Perusahaan menghitung target rasio pembayaran
didasarkan pada perkiraan kesempatan investasi. Perusahaan berusaha menghindari
perubahan dividen yang tiba-tiba. Dengan kata lain, pembayaran dividen
diusahakan konstan atau, kalau berubah terjadi secara gradual dan tidak berubah
dengan signifikan.
3.
Karena kebijakan dividen yang konstan (sticky), digabung dengan fluktuasi
keuntungan dan kesempatan investasi yang tidak bisa diprediksi, akan
menyebabkan aliran kas yang diterima oleh perusahaan akan lebih besar
dibandingkan dengan pengeluaran investasi pada saat-saat tertentu, dan akan lebih
kecil pada saat yang lain. Jika kas tersebut lebih besar, perusahaan akan
membayar utang atau membeli surat berharga. Jika kas tersebut lebih kecil,
perusahaan akan menggunakan kas yang dipunyai atau menjual surat berharga.
4.
Jika pendanaan eksternal diperlukan, perusahaan akan
mengeluarkan surat berharga yang paling aman terlebih dulu. Perusahaan akan
memulai dengan utang, kemudian dengan surat berharga campuran (hybrid) seperti obligasi konvertibel,
dan kemudian barangkali saham sebagai pilihan terakhir.

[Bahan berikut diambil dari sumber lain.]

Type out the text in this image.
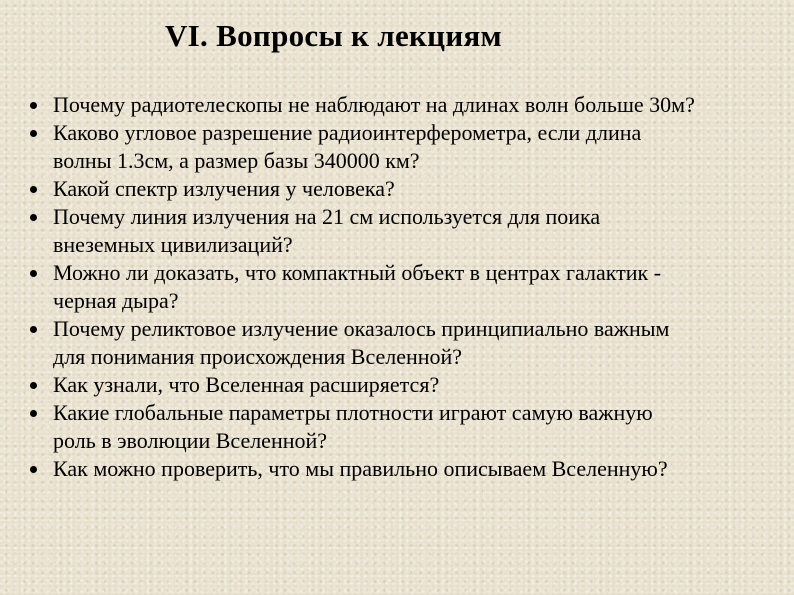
VI. Вопросы к лекциям
Почему радиотелескопы не наблюдают на длинах волн больше 30м?
Каково угловое разрешение радиоинтерферометра, если длина
волны 1.3см, а размер базы 340000 км?
Какой спектр излучения у человека?
Почему линия излучения на 21 см используется для поика
внеземных цивилизаций?
Можно ли доказать, что компактный объект в центрах галактик -
черная дыра?
Почему реликтовое излучение оказалось принципиально важным
для понимания происхождения Вселенной?
Как узнали, что Вселенная расширяется?
Какие глобальные параметры плотности играют самую важную
роль в эволюции Вселенной?
Как можно проверить, что мы правильно описываем Вселенную?
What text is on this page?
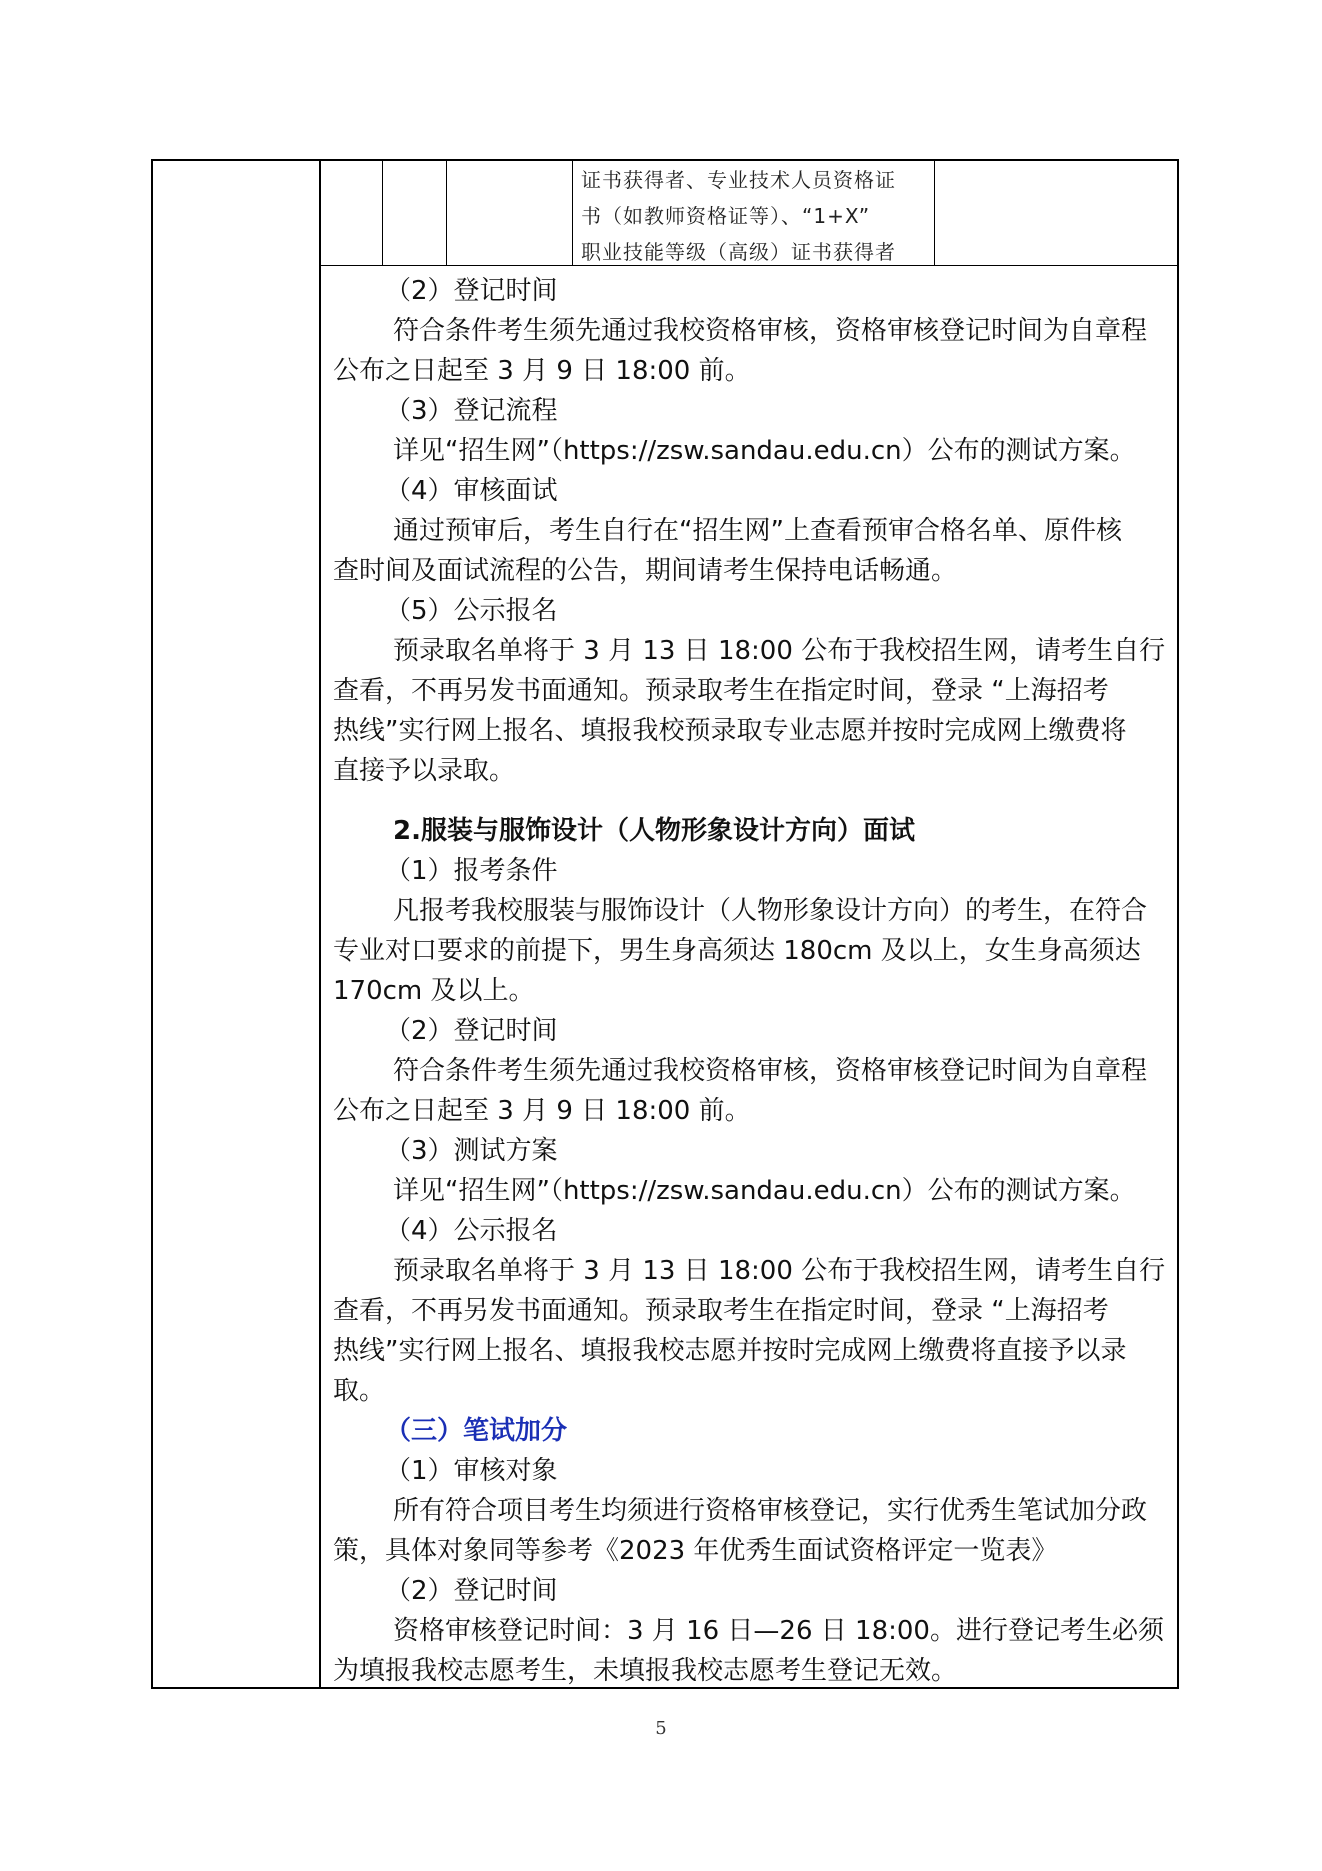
证书获得者、专业技术人员资格证
书（如教师资格证等）、“1+X”
职业技能等级（高级）证书获得者
（2）登记时间
符合条件考生须先通过我校资格审核，资格审核登记时间为自章程
公布之日起至 3 月 9 日 18:00 前。
（3）登记流程
详见“招生网”（https://zsw.sandau.edu.cn）公布的测试方案。
（4）审核面试
通过预审后，考生自行在“招生网”上查看预审合格名单、原件核
查时间及面试流程的公告，期间请考生保持电话畅通。
（5）公示报名
预录取名单将于 3 月 13 日 18:00 公布于我校招生网，请考生自行
查看，不再另发书面通知。预录取考生在指定时间，登录 “上海招考
热线”实行网上报名、填报我校预录取专业志愿并按时完成网上缴费将
直接予以录取。
2.服装与服饰设计（人物形象设计方向）面试
（1）报考条件
凡报考我校服装与服饰设计（人物形象设计方向）的考生，在符合
专业对口要求的前提下，男生身高须达 180cm 及以上，女生身高须达
170cm 及以上。
（2）登记时间
符合条件考生须先通过我校资格审核，资格审核登记时间为自章程
公布之日起至 3 月 9 日 18:00 前。
（3）测试方案
详见“招生网”（https://zsw.sandau.edu.cn）公布的测试方案。
（4）公示报名
预录取名单将于 3 月 13 日 18:00 公布于我校招生网，请考生自行
查看，不再另发书面通知。预录取考生在指定时间，登录 “上海招考
热线”实行网上报名、填报我校志愿并按时完成网上缴费将直接予以录
取。
（三）笔试加分
（1）审核对象
所有符合项目考生均须进行资格审核登记，实行优秀生笔试加分政
策，具体对象同等参考《2023 年优秀生面试资格评定一览表》
（2）登记时间
资格审核登记时间：3 月 16 日—26 日 18:00。进行登记考生必须
为填报我校志愿考生，未填报我校志愿考生登记无效。
5
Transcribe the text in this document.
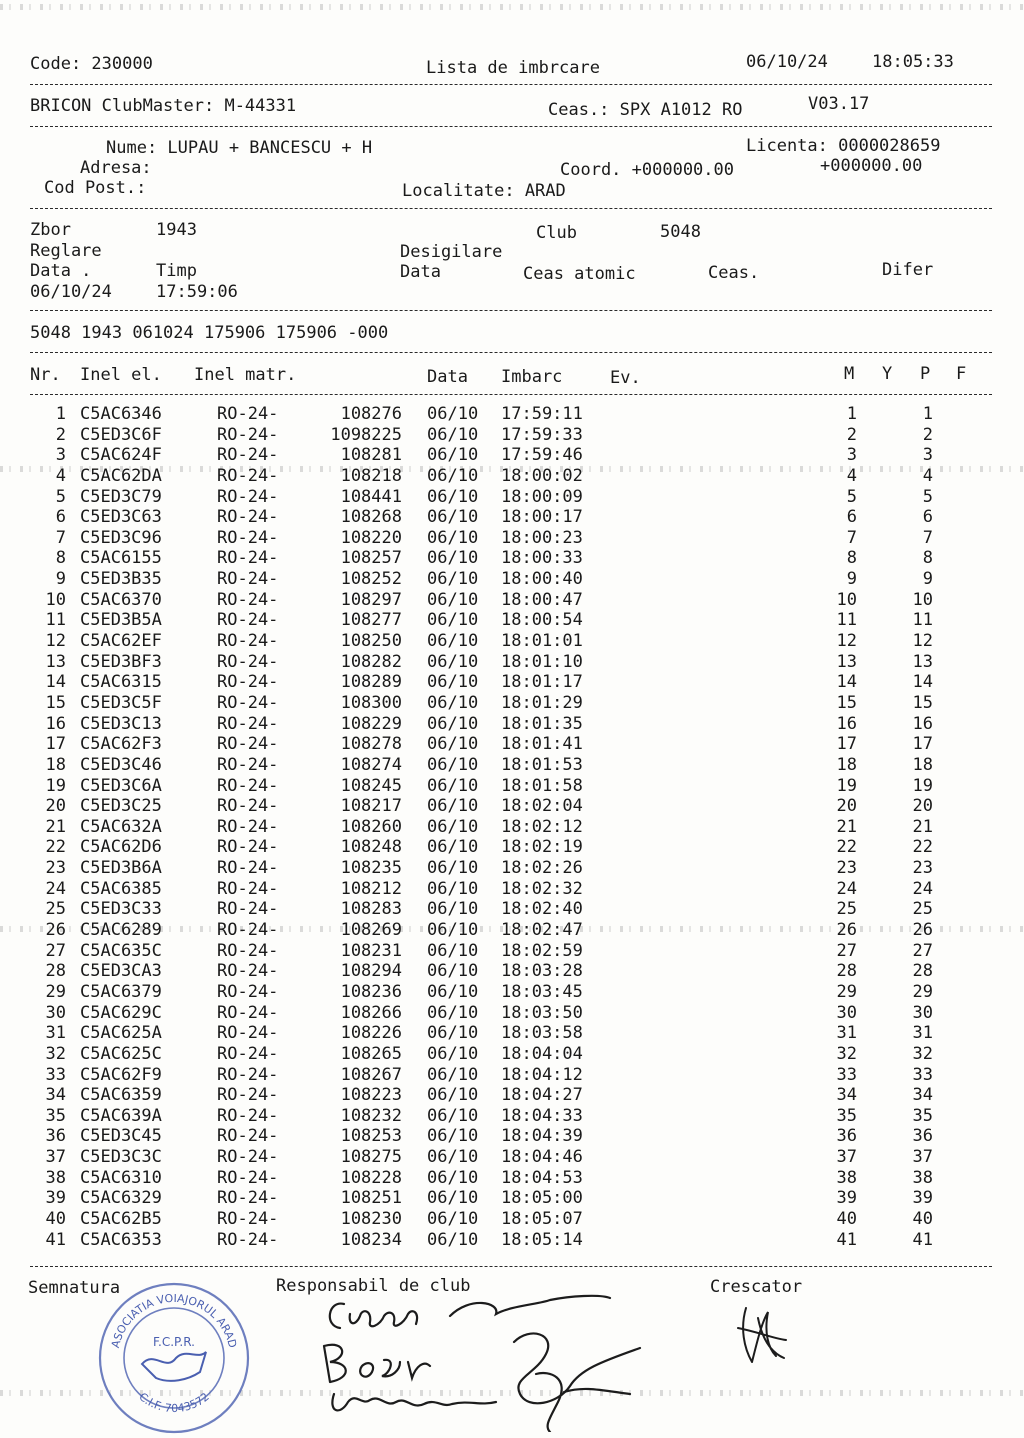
Code: 230000	Lista de imbrcare	06/10/24	18:05:33
BRICON ClubMaster: M-44331	Ceas.: SPX A1012 RO	V03.17
Nume: LUPAU + BANCESCU + H	Licenta: 0000028659
Adresa:	Coord. +000000.00	+000000.00
Cod Post.:	Localitate: ARAD
Zbor	1943	Club	5048
Reglare	Desigilare
Data .	Timp	Data	Ceas atomic	Ceas.	Difer
06/10/24	17:59:06
5048 1943 061024 175906 175906 -000
Nr. Inel el. Inel matr.	Data Imbarc	Ev.	M Y P F
1 C5AC6346	RO-24-	108276 06/10 17:59:11	1	1
2 C5ED3C6F	RO-24-	1098225 06/10 17:59:33	2	2
3 C5AC624F	RO-24-	108281 06/10 17:59:46	3	3
4 C5AC62DA	RO-24-	108218 06/10 18:00:02	4	4
5 C5ED3C79	RO-24-	108441 06/10 18:00:09	5	5
6 C5ED3C63	RO-24-	108268 06/10 18:00:17	6	6
7 C5ED3C96	RO-24-	108220 06/10 18:00:23	7	7
8 C5AC6155	RO-24-	108257 06/10 18:00:33	8	8
9 C5ED3B35	RO-24-	108252 06/10 18:00:40	9	9
10 C5AC6370	RO-24-	108297 06/10 18:00:47	10	10
11 C5ED3B5A	RO-24-	108277 06/10 18:00:54	11	11
12 C5AC62EF	RO-24-	108250 06/10 18:01:01	12	12
13 C5ED3BF3	RO-24-	108282 06/10 18:01:10	13	13
14 C5AC6315	RO-24-	108289 06/10 18:01:17	14	14
15 C5ED3C5F	RO-24-	108300 06/10 18:01:29	15	15
16 C5ED3C13	RO-24-	108229 06/10 18:01:35	16	16
17 C5AC62F3	RO-24-	108278 06/10 18:01:41	17	17
18 C5ED3C46	RO-24-	108274 06/10 18:01:53	18	18
19 C5ED3C6A	RO-24-	108245 06/10 18:01:58	19	19
20 C5ED3C25	RO-24-	108217 06/10 18:02:04	20	20
21 C5AC632A	RO-24-	108260 06/10 18:02:12	21	21
22 C5AC62D6	RO-24-	108248 06/10 18:02:19	22	22
23 C5ED3B6A	RO-24-	108235 06/10 18:02:26	23	23
24 C5AC6385	RO-24-	108212 06/10 18:02:32	24	24
25 C5ED3C33	RO-24-	108283 06/10 18:02:40	25	25
26 C5AC6289	RO-24-	108269 06/10 18:02:47	26	26
27 C5AC635C	RO-24-	108231 06/10 18:02:59	27	27
28 C5ED3CA3	RO-24-	108294 06/10 18:03:28	28	28
29 C5AC6379	RO-24-	108236 06/10 18:03:45	29	29
30 C5AC629C	RO-24-	108266 06/10 18:03:50	30	30
31 C5AC625A	RO-24-	108226 06/10 18:03:58	31	31
32 C5AC625C	RO-24-	108265 06/10 18:04:04	32	32
33 C5AC62F9	RO-24-	108267 06/10 18:04:12	33	33
34 C5AC6359	RO-24-	108223 06/10 18:04:27	34	34
35 C5AC639A	RO-24-	108232 06/10 18:04:33	35	35
36 C5ED3C45	RO-24-	108253 06/10 18:04:39	36	36
37 C5ED3C3C	RO-24-	108275 06/10 18:04:46	37	37
38 C5AC6310	RO-24-	108228 06/10 18:04:53	38	38
39 C5AC6329	RO-24-	108251 06/10 18:05:00	39	39
40 C5AC62B5	RO-24-	108230 06/10 18:05:07	40	40
41 C5AC6353	RO-24-	108234 06/10 18:05:14	41	41
Semnatura	Responsabil de club	Crescator
ASOCIATIA VOIAJORUL ARAD
F.C.P.R.
C.I.F. 7043572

Teori tersebut tidak mengindikasikan
target struktur modal. Teori tersebut menjelaskan urut-urutan pendanaan.
Menurut teori ini, manajer keuangan tidak memperhitungkan tingkat utang yang
optimal. Kebutuhan dana ditentukan oleh kebutuhan investasi. Teori pecking
order bisa menjelaskan kenapa perusahaan yang mempunyai tingkat keuntungan yang
tinggi justru mempunyai tingkat utang yang lebih kecil.
6.
TEORI
ASIMETRI INFORMASI DAN SIGNALING
Konsep signaling dan asimetri informasi
berkaitan erat. Teori asimetri mengatakan bahwa pihak-pihak yang berkaitan
dengan perusahaan tidak mempunyai informasi yang sama mengenai prospek dan
risiko perusahaan. Pihak tertentu mempunyai informasi yang lebih baik
dibandingkan pihak lainnya. Manajer biasanya mempunyai informasi yang lebih
baik dibandingkan dengan pihak luar (seperti investor). Karena itu bisa
dikatakan terjadi asimetri informasi antara manajer dengan investor. Investor
yang merasa mempunyai informasi yang lebih sedikit akan berusaha
menginterprestasikan perilaku manajer.
6.1. Myers dan Majluf (1977)
Menurut
Myers dan Majluf (1977), ada asimetri informasi antara manajer dengan pihak
luar: manajer mempunyai informasi yang lebih lengkap mengenai kondisi
perusahaan dibandingkan dengan pihak luar. Pada saat harga saham menunjukkan
nilai yang terlalu tinggi (overvalue),
manajer akan cenderung mengeluarkan saham (memanfaatkan harga yang terlalu
tinggi). Tentunya pihak luar (pasar) tidak mau ditupu. Karena itu pada saat
penerbitan saham baru diumumkan, harga kan jatuh karena pasar
menginterprestasikan bahwa harga saham sudah overvalue. Teori tersebut bisa menjelaskan fenomena jatuhnya harga
saham pada saat terjadi pengumuman penerbitan saham baru, yang sering dijumpai.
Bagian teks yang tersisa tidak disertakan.